The towhee nested nearby, too.

I finally have a garden that attracts insects! When we first moved into this house the yard was sterile. We sat out in the yard and lamented the lack of insect life and bird sound. There were no bees, butterflies, or birds. We don’t use chemicals (or use them sparingly) and I’ve painstakingly planted to attract bees, butterflies and birds.

First the bees came: bumblebees, honey bees, other bees, wasps. I killed the yellow jackets. Sorry – some things just have to go. I allow the mud-daubers to stay.

Then came the birds. This is the first year that the hummingbirds and the goldfinches have stayed.And the first year the robins have discovered the bird bath.

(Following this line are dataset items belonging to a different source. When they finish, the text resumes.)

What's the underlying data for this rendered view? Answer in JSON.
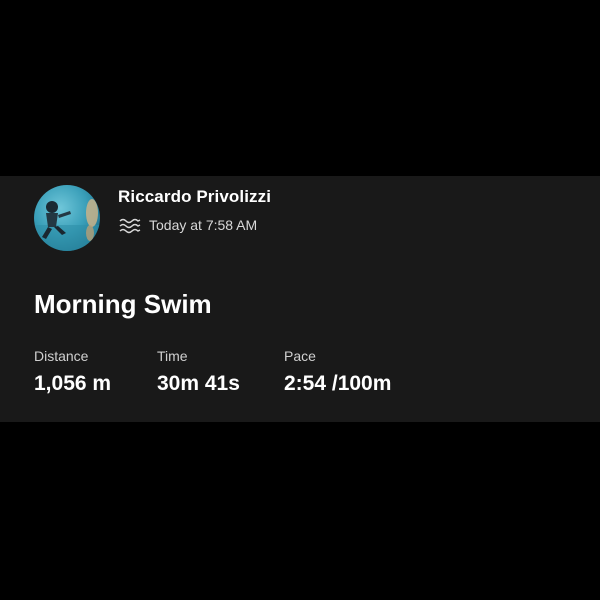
{
  "activity": {
    "athlete_name": "Riccardo Privolizzi",
    "sport_icon": "swim-waves-icon",
    "timestamp": "Today at 7:58 AM",
    "title": "Morning Swim",
    "stats": {
      "distance": {
        "label": "Distance",
        "value": "1,056 m"
      },
      "time": {
        "label": "Time",
        "value": "30m 41s"
      },
      "pace": {
        "label": "Pace",
        "value": "2:54 /100m"
      }
    }
  },
  "colors": {
    "background": "#000000",
    "card": "#191919",
    "primary_text": "#ffffff",
    "secondary_text": "#d0d0d0"
  }
}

And this year I have more butterflies than the little white cabbage moths (which are a pestilence, no matter how pretty).

And in another random note, Murphy thinks he is a human and he ought to be able to sit in the lawn chair. I think Wire-haired Pointing Griffons have a human complex.

Ummmmm Hello? I was just sitting there, Mr. Murphy!!

Isn’t it wonderful how butterflies can move only part of their wings?

Yes, I did get that close. Western Tiger Swallowtail.

I will be gone for a few days as my family reunion is happening at a resort along the coast. Don is staying home to dog-sit the dogs and will come up for one day.

I think that is it for random notes.

Just watch out for a Llewellyn Setter hunting imaginary cats!

And I thought Harvey the Pooka was imaginary!!